##### Pull NavLA Data
The script below scrapes the NavLA site, scraping the following pieces of information

* intersection: The name of the intersection / location
* node_id: The Bureau of Engineering CL_NODE_ID that corresponds to that location
* automatic: A list of filenames for automatic count PDF documents 
* manual: A list of filenames for manual count PDF documents

The final result is a json dump, which will will then import later and use for joining to the BOE intersection and centerline file later.

In [None]:
from lxml import html, etree
import requests
import time
import json

Count_data = []

# Base URL to use for the web scraping
base_url = "http://boemaps.eng.ci.la.ca.us/reports/dot_traffic_data_report.cfm?trafficid="

# Loop through integers, grab all data in range
for i in range(1,9000):
    
    # Metering the requests
    time.sleep(.1)
    
    # The dictionary to hold the final data
    d = {}
    
    # Make the request
    url = base_url + str(i)
    page = requests.get(url)
    tree = html.fromstring(page.content)
    
    # Parse the data
    table_info = tree.xpath('//td[@class="tablerecord"]/text()')
    if len(table_info) > 0:

        # Parse the Node ID
        node_id = tree.xpath('//td[@class="tablerecord"]/text()')[0]
        node_id = node_id.replace(u'\xa0', u'')

        # Parse the Intersection Name
        intersection = tree.xpath('//td[@class="tablerecord"]/text()')[1]
        intersection = intersection.replace(u'\r\n\t\t\t\t\r\n\t\t\t\t\t', u'')
        intersection = intersection.replace(u'\xa0\r\n\t\t\t\t\r\n\t\t\t',u'')

        ##### Automatic Counts
        # Select the table that contains the automatic counts
        automatic_count_table = tree.xpath('//b[text()="Automatic Count"]/../../..')

        # If there is at least automatic count PDF, grab filenames
        if len(automatic_count_table) > 0:
            automatic_count_table = etree.XML(etree.tostring(automatic_count_table[0]))
            automatic_count_pdfs = automatic_count_table.xpath('//a/text()')
            d['automatic'] = automatic_count_pdfs
        else:
            d['automatic'] = []

        ##### Manual Counts
        # Select the table that contains manual counts
        manual_count_table = tree.xpath('//b[text()="Manual Count"]/../../..')

        # If there is at least manual count PDF, grab filenames
        if len(manual_count_table) > 0:
            manual_count_table = etree.XML(etree.tostring(manual_count_table[0]))
            manual_count_pdfs = manual_count_table.xpath('//a/text()')
            d['manual'] = manual_count_pdfs
        else:
            d['manual'] = []

        d['node_id'] = node_id
        d['intersection'] = intersection
        Count_data.append(d)

with open('data/TrafficCountFileStructure/navLAdump.txt', 'w') as outfile:
    json.dump(Count_data, outfile)

    # Verify
print(Count_data)


##### Load NavLA Data
Now that we have the data pulled from Navigate LA, let's load it.
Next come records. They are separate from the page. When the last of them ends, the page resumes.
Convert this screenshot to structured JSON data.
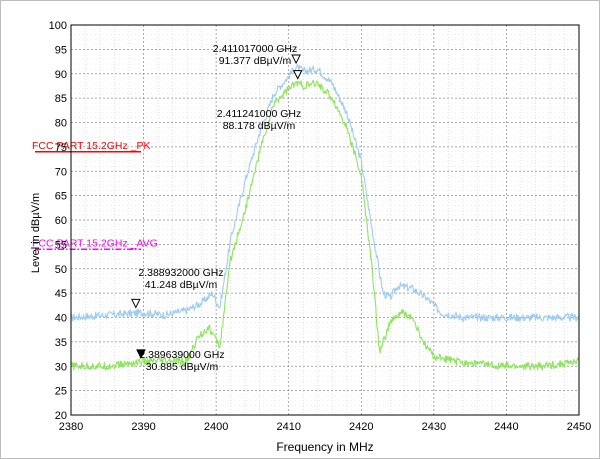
{
  "chart_data": {
    "type": "line",
    "xlabel": "Frequency in MHz",
    "ylabel": "Level in dBµV/m",
    "xlim": [
      2380,
      2450
    ],
    "ylim": [
      20,
      100
    ],
    "x_ticks": [
      "2380",
      "2390",
      "2400",
      "2410",
      "2420",
      "2430",
      "2440",
      "2450"
    ],
    "y_ticks": [
      "20",
      "25",
      "30",
      "35",
      "40",
      "45",
      "50",
      "55",
      "60",
      "65",
      "70",
      "75",
      "80",
      "85",
      "90",
      "95",
      "100"
    ],
    "grid": true,
    "series": [
      {
        "color": "#9ecbf2",
        "x": [
          2380,
          2385,
          2390,
          2393,
          2396,
          2398,
          2399.5,
          2400.5,
          2402,
          2404,
          2406,
          2408,
          2410,
          2411.017,
          2412,
          2414,
          2416,
          2418,
          2420,
          2421.5,
          2423,
          2424,
          2425,
          2427,
          2429,
          2431,
          2434,
          2440,
          2445,
          2450
        ],
        "y": [
          40,
          40.5,
          41,
          40.5,
          41.5,
          43,
          45,
          42,
          56,
          68,
          78,
          86,
          89.5,
          91.377,
          90.5,
          91,
          88,
          82,
          72,
          58,
          45,
          44,
          46.5,
          46,
          44,
          41,
          40,
          40,
          40,
          40
        ]
      },
      {
        "color": "#8ee35c",
        "x": [
          2380,
          2385,
          2389.639,
          2393,
          2396,
          2397.5,
          2399,
          2400.5,
          2402,
          2404,
          2406,
          2408,
          2410,
          2411.241,
          2412,
          2414,
          2416,
          2418,
          2420,
          2421.5,
          2422.5,
          2424,
          2425.5,
          2427,
          2428.5,
          2430,
          2433,
          2440,
          2445,
          2450
        ],
        "y": [
          30,
          30,
          30.885,
          31,
          31,
          36,
          38,
          34,
          52,
          62,
          74,
          84,
          87,
          88.178,
          87.5,
          88,
          85,
          79,
          69,
          50,
          33,
          39,
          41,
          40,
          35,
          32,
          31,
          30,
          30,
          31
        ]
      }
    ],
    "limit_lines": [
      {
        "label": "FCC PART 15.2GHz _PK",
        "y": 74,
        "color": "#ff0000",
        "style": "solid"
      },
      {
        "label": "FCC PART 15.2GHz _AVG",
        "y": 54,
        "color": "#ff00ff",
        "style": "dashdot"
      }
    ],
    "markers": [
      {
        "freq_label": "2.411017000 GHz",
        "level_label": "91.377 dBµV/m",
        "x": 2411.017,
        "y": 91.377,
        "symbol": "open-triangle"
      },
      {
        "freq_label": "2.411241000 GHz",
        "level_label": "88.178 dBµV/m",
        "x": 2411.241,
        "y": 88.178,
        "symbol": "open-triangle"
      },
      {
        "freq_label": "2.388932000 GHz",
        "level_label": "41.248 dBµV/m",
        "x": 2388.932,
        "y": 41.248,
        "symbol": "open-triangle"
      },
      {
        "freq_label": "2.389639000 GHz",
        "level_label": "30.885 dBµV/m",
        "x": 2389.639,
        "y": 30.885,
        "symbol": "filled-triangle"
      }
    ]
  }
}
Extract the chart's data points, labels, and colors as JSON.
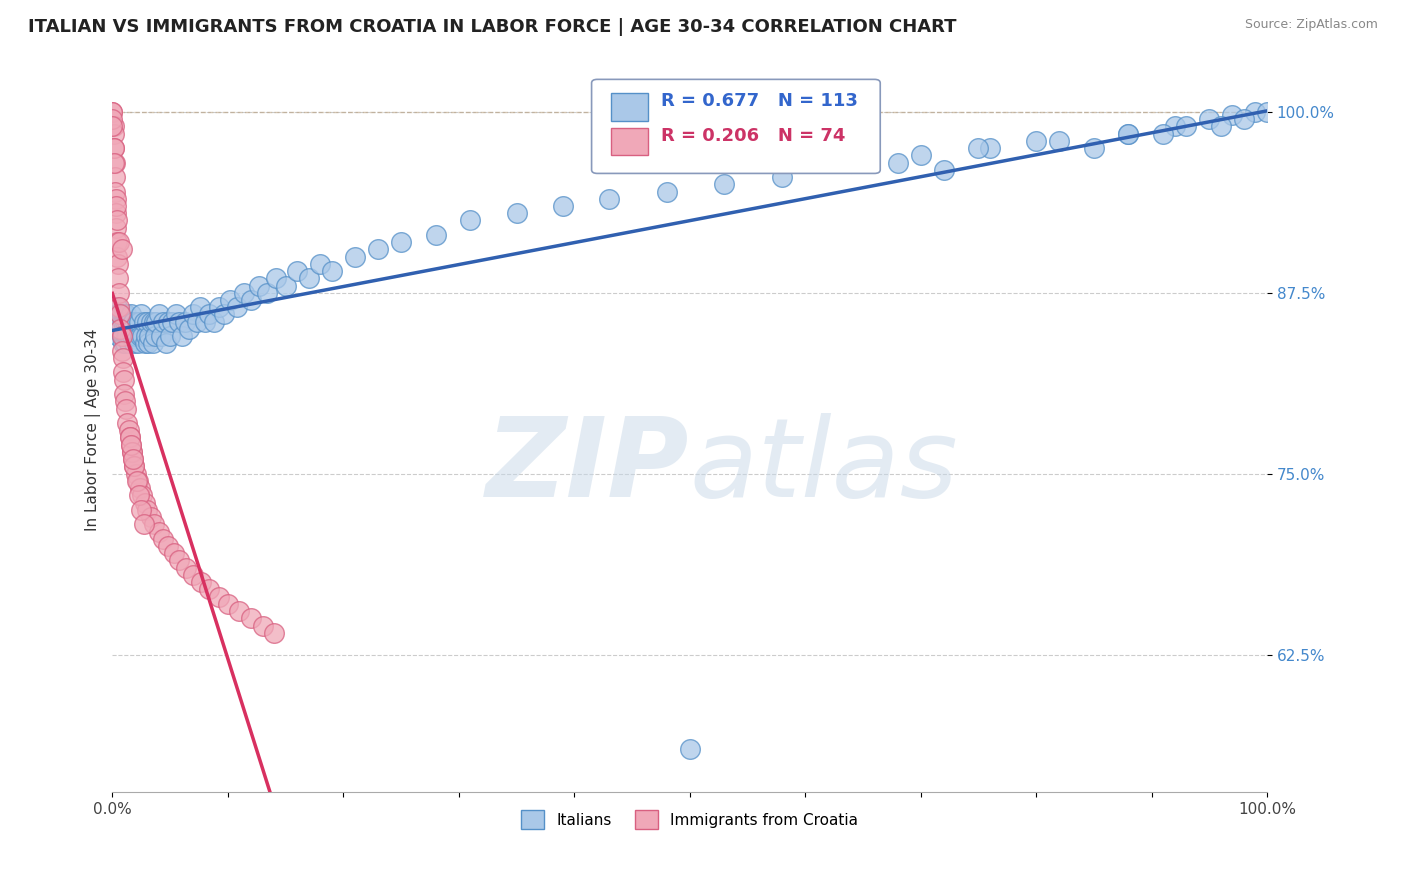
{
  "title": "ITALIAN VS IMMIGRANTS FROM CROATIA IN LABOR FORCE | AGE 30-34 CORRELATION CHART",
  "source": "Source: ZipAtlas.com",
  "ylabel": "In Labor Force | Age 30-34",
  "xlim": [
    0.0,
    1.0
  ],
  "ylim": [
    0.53,
    1.03
  ],
  "yticks": [
    0.625,
    0.75,
    0.875,
    1.0
  ],
  "ytick_labels": [
    "62.5%",
    "75.0%",
    "87.5%",
    "100.0%"
  ],
  "xtick_positions": [
    0.0,
    0.1,
    0.2,
    0.3,
    0.4,
    0.5,
    0.6,
    0.7,
    0.8,
    0.9,
    1.0
  ],
  "xtick_labels": [
    "0.0%",
    "",
    "",
    "",
    "",
    "",
    "",
    "",
    "",
    "",
    "100.0%"
  ],
  "blue_color": "#aac8e8",
  "blue_edge": "#5590c8",
  "pink_color": "#f0a8b8",
  "pink_edge": "#d86080",
  "trend_blue": "#3060b0",
  "trend_pink": "#d83060",
  "R_blue": 0.677,
  "N_blue": 113,
  "R_pink": 0.206,
  "N_pink": 74,
  "legend_italians": "Italians",
  "legend_croatia": "Immigrants from Croatia",
  "watermark_zip": "ZIP",
  "watermark_atlas": "atlas",
  "blue_scatter_x": [
    0.002,
    0.003,
    0.003,
    0.004,
    0.004,
    0.005,
    0.005,
    0.006,
    0.006,
    0.007,
    0.007,
    0.008,
    0.008,
    0.009,
    0.009,
    0.01,
    0.01,
    0.011,
    0.011,
    0.012,
    0.012,
    0.013,
    0.013,
    0.014,
    0.015,
    0.015,
    0.016,
    0.017,
    0.018,
    0.019,
    0.02,
    0.021,
    0.022,
    0.023,
    0.024,
    0.025,
    0.026,
    0.027,
    0.028,
    0.029,
    0.03,
    0.031,
    0.032,
    0.033,
    0.035,
    0.036,
    0.037,
    0.038,
    0.04,
    0.042,
    0.044,
    0.046,
    0.048,
    0.05,
    0.052,
    0.055,
    0.058,
    0.06,
    0.063,
    0.066,
    0.07,
    0.073,
    0.076,
    0.08,
    0.084,
    0.088,
    0.092,
    0.097,
    0.102,
    0.108,
    0.114,
    0.12,
    0.127,
    0.134,
    0.142,
    0.15,
    0.16,
    0.17,
    0.18,
    0.19,
    0.21,
    0.23,
    0.25,
    0.28,
    0.31,
    0.35,
    0.39,
    0.43,
    0.48,
    0.53,
    0.58,
    0.64,
    0.7,
    0.76,
    0.82,
    0.88,
    0.92,
    0.95,
    0.97,
    0.99,
    0.5,
    0.72,
    0.85,
    0.91,
    0.96,
    0.98,
    1.0,
    0.6,
    0.75,
    0.8,
    0.68,
    0.88,
    0.93
  ],
  "blue_scatter_y": [
    0.855,
    0.86,
    0.85,
    0.865,
    0.855,
    0.86,
    0.845,
    0.855,
    0.85,
    0.86,
    0.855,
    0.845,
    0.86,
    0.855,
    0.84,
    0.86,
    0.845,
    0.855,
    0.84,
    0.845,
    0.86,
    0.845,
    0.855,
    0.84,
    0.855,
    0.845,
    0.86,
    0.845,
    0.855,
    0.84,
    0.845,
    0.855,
    0.84,
    0.855,
    0.845,
    0.86,
    0.845,
    0.855,
    0.84,
    0.845,
    0.855,
    0.84,
    0.845,
    0.855,
    0.84,
    0.855,
    0.845,
    0.855,
    0.86,
    0.845,
    0.855,
    0.84,
    0.855,
    0.845,
    0.855,
    0.86,
    0.855,
    0.845,
    0.855,
    0.85,
    0.86,
    0.855,
    0.865,
    0.855,
    0.86,
    0.855,
    0.865,
    0.86,
    0.87,
    0.865,
    0.875,
    0.87,
    0.88,
    0.875,
    0.885,
    0.88,
    0.89,
    0.885,
    0.895,
    0.89,
    0.9,
    0.905,
    0.91,
    0.915,
    0.925,
    0.93,
    0.935,
    0.94,
    0.945,
    0.95,
    0.955,
    0.965,
    0.97,
    0.975,
    0.98,
    0.985,
    0.99,
    0.995,
    0.998,
    1.0,
    0.56,
    0.96,
    0.975,
    0.985,
    0.99,
    0.995,
    1.0,
    0.97,
    0.975,
    0.98,
    0.965,
    0.985,
    0.99
  ],
  "pink_scatter_x": [
    0.0,
    0.0,
    0.001,
    0.001,
    0.001,
    0.002,
    0.002,
    0.002,
    0.003,
    0.003,
    0.003,
    0.004,
    0.004,
    0.005,
    0.005,
    0.006,
    0.006,
    0.007,
    0.007,
    0.008,
    0.008,
    0.009,
    0.009,
    0.01,
    0.01,
    0.011,
    0.012,
    0.013,
    0.014,
    0.015,
    0.016,
    0.017,
    0.018,
    0.019,
    0.02,
    0.022,
    0.024,
    0.026,
    0.028,
    0.03,
    0.033,
    0.036,
    0.04,
    0.044,
    0.048,
    0.053,
    0.058,
    0.064,
    0.07,
    0.077,
    0.084,
    0.092,
    0.1,
    0.11,
    0.12,
    0.13,
    0.14,
    0.015,
    0.017,
    0.019,
    0.021,
    0.023,
    0.025,
    0.027,
    0.001,
    0.001,
    0.0,
    0.0,
    0.003,
    0.004,
    0.006,
    0.008,
    0.016,
    0.018
  ],
  "pink_scatter_y": [
    1.0,
    1.0,
    0.99,
    0.985,
    0.975,
    0.965,
    0.955,
    0.945,
    0.94,
    0.93,
    0.92,
    0.91,
    0.9,
    0.895,
    0.885,
    0.875,
    0.865,
    0.86,
    0.85,
    0.845,
    0.835,
    0.83,
    0.82,
    0.815,
    0.805,
    0.8,
    0.795,
    0.785,
    0.78,
    0.775,
    0.77,
    0.765,
    0.76,
    0.755,
    0.75,
    0.745,
    0.74,
    0.735,
    0.73,
    0.725,
    0.72,
    0.715,
    0.71,
    0.705,
    0.7,
    0.695,
    0.69,
    0.685,
    0.68,
    0.675,
    0.67,
    0.665,
    0.66,
    0.655,
    0.65,
    0.645,
    0.64,
    0.775,
    0.765,
    0.755,
    0.745,
    0.735,
    0.725,
    0.715,
    0.975,
    0.965,
    0.995,
    0.99,
    0.935,
    0.925,
    0.91,
    0.905,
    0.77,
    0.76
  ]
}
I'll make some slight modificatons to the json data structure before we can bring it into a pandas data frame and join to the rest of the data.

In [15]:
import json
import pandas as pd

# Lcoation of the json file
traffic_count_file = 'data/TrafficCountFileStructure/navLAdump.txt'

# Load json
with open(traffic_count_file) as f:
    traffic_count_files = json.load(f)

# New list data structure
count_files = []
count_files_labels = ['cl_node_id','location','type','file']

for location in traffic_count_files:
    
    # New list for each count, add intersection infomration & node id
    count = []
    node_id = location['node_id']
    loc = location['intersection']
    
    # Add a row for each manual count
    if len(location['manual']) > 0:
        for man in location['manual']:
            man2 = man + '.pdf'
            count = [node_id, loc, 'manual', man2]
            count_files.append(count)
    
    # Add a row for each automatic count
    if len(location['automatic']) > 0:
        for auto in location['automatic']:
            auto2 = auto + '.pdf'
            count = [node_id, loc, 'automatic', auto]
            count_files.append(count)
    
count_files_df = pd.DataFrame.from_records(count_files, columns=count_files_labels)
print("There are " + str(len(count_files_df)) + " files.")
count_files_df.head()

There are 26210 files.


Unnamed: 0,cl_node_id,location,type,file
0,3667,ISLAND AVE at L ST,manual,3667_ISLLST94.pdf
1,3680,FIGUEROA ST at L ST,manual,3680_FIGLST94.pdf
2,3727,FRIES AVE at HARRY BRIDGES BLVD,manual,3727_FRIHAR95.pdf
3,3787,ANAHEIM ST AT FARRAGUT AVE,manual,3787_ANAFAR100817.pdf
4,3787,ANAHEIM ST AT FARRAGUT AVE,manual,FARRAGUT.ANAHEIM.110119-MAN.pdf


Now that we have the count file table built, I am going to use the filename to join to the traffic data files to get the count id. I'll start by loading in the traffic data files.

In [17]:
# Load traffic data files table
traffic_data_files_path = 'data/TrafficCountFileStructure/boe_tables/dbo_dot_traffic_data_files.csv'
dbo_dot_traffic_data_files = pd.read_csv(traffic_data_files_path,
                                         parse_dates=['UploadDT'],
                                         encoding="ISO-8859-1")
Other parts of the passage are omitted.